The team decided to sunset Vector, but took what made it useful, structured visibility and framework-specific knowledge, and built those into Next.js directly.
Around the Next.js v16 release in October 2025, users were struggling to debug with Agents. The common prompt was fix the error, asking Agents to resolve issues from the Browser overlay. But Agents would request the page HTML and find nothing wrong.
The reason: Runtime failures, Browser JavaScript errors, and async errors all live in the Browser, not in HTML. The rendered page, layout segments, routes, and other internal state were invisible to Agents.
Model Context Protocol (MCP) gave us a way to expose this data. The first version surfaced internal states like errors, routes, and rendered segments, but exposing data alone was not enough. Agents also needed to discover running Dev Servers and communicate with them, which led to next-devtools-mcp.
MCP confirmed what Vector taught us. Agents need visibility into what Next.js is doing, but that is only part of the story. The deeper lesson was treating Agents as first-class users and thinking from their perspective. What information do they need? When do they need it? How do they consume it?
This mindset led to practical changes: If Agents read terminal output during development, logging Server Action invocations and forwarding Browser errors gives them the hints they need. If Agents struggle with Framework concepts not in their training data, embedding a compressed docs index (agents.md) or providing structured workflows (Next.js Skills) gives them better context than documentation alone.
These questions run through everything they built. The need for visibility led to better logging, the need for knowledge led to agents.md, and the need for discovery led to MCP. When you treat Agents as first-class users and meet them where they are, debugging becomes a tight feedback loop between code, runtime, and AI.
The team is now working on making this easier to adopt.

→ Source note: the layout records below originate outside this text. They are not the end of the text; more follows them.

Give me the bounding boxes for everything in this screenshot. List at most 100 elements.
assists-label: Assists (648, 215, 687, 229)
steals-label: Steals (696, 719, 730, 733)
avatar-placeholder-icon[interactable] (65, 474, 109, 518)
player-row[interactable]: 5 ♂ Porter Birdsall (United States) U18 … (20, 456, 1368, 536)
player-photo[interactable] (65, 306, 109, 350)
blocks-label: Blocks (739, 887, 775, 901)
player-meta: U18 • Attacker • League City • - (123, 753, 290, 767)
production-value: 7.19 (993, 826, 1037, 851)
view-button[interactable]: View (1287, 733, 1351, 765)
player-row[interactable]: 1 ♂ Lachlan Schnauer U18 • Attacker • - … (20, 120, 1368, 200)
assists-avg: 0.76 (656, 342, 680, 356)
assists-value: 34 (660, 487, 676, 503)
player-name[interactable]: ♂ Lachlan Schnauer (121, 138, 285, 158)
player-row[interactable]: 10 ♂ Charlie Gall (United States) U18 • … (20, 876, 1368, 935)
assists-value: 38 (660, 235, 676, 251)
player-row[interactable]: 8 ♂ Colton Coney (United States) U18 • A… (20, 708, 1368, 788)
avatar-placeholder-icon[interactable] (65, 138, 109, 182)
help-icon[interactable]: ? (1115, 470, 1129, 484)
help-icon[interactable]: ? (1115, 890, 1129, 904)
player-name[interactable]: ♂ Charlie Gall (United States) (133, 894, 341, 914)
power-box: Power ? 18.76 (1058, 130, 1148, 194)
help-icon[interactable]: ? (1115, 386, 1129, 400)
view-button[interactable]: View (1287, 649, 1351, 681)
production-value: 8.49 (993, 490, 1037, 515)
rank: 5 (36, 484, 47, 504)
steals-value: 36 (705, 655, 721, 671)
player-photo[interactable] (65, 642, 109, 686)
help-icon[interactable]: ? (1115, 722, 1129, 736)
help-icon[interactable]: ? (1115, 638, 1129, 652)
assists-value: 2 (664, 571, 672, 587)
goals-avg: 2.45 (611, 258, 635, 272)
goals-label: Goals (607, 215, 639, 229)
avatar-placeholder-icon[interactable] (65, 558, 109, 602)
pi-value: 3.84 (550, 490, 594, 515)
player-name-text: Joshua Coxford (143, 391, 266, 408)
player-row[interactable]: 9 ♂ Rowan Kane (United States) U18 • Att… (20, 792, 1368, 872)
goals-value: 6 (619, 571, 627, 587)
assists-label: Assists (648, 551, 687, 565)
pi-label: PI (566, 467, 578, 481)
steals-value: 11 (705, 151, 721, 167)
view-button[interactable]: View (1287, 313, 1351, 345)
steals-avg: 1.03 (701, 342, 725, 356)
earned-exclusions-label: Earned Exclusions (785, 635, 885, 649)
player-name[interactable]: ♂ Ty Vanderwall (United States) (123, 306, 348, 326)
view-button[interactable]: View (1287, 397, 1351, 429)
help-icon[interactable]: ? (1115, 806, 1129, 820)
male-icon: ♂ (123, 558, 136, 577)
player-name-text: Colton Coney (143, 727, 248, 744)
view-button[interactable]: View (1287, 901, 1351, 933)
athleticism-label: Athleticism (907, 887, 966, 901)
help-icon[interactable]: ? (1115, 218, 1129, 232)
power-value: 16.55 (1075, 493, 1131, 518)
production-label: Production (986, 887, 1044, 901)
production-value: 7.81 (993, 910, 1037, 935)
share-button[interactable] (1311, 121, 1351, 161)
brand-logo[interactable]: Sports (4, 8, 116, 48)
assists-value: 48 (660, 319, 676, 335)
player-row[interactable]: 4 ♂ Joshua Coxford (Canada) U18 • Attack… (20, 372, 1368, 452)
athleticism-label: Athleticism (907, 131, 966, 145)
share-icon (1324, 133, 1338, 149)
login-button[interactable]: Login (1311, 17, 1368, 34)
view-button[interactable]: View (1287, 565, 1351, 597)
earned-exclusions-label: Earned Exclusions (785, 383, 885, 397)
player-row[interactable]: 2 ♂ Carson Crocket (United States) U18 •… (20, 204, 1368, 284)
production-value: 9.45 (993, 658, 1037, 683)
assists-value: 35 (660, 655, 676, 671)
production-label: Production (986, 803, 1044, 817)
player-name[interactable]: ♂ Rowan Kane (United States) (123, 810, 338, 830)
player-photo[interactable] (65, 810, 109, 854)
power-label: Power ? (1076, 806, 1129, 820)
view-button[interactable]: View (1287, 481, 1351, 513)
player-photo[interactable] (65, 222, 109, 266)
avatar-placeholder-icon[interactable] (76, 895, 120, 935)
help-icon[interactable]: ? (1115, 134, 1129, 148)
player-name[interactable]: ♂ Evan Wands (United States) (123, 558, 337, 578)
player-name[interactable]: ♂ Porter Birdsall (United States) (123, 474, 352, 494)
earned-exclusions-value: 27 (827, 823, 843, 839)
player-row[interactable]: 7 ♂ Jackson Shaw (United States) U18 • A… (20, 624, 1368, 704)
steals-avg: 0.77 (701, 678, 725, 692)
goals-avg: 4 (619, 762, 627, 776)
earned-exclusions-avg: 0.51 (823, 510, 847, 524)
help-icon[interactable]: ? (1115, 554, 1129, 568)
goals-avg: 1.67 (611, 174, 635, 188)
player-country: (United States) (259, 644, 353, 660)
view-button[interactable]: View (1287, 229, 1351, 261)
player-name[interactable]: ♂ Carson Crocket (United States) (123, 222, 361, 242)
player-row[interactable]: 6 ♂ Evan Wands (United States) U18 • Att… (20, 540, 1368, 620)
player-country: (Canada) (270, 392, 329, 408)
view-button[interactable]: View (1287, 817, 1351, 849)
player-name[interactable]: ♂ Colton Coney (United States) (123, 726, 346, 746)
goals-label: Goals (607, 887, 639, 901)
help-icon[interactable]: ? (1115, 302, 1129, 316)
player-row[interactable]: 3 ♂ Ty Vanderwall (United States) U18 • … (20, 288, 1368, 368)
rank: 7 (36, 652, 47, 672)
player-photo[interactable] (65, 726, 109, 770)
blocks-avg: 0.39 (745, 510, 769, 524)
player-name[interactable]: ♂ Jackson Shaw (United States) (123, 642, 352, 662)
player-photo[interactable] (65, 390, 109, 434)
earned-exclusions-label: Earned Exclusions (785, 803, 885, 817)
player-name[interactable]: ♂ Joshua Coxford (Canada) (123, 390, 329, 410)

You can already run npx @next/codemod to generate an up-to-date docs index for your project, and they are expanding their Eval Suite to cover more Next.js 16 APIs so they can measure what actually helps Agents.
Longer term, they want this built into next dev so Agents get the right context automatically without any setup.
Next.js journey toward an Agentic future teaches us that Frameworks do not need to compete with AI Tools, they can be partners instead, by exposing the right information to Agents and enabling humans to work with AI more effectively.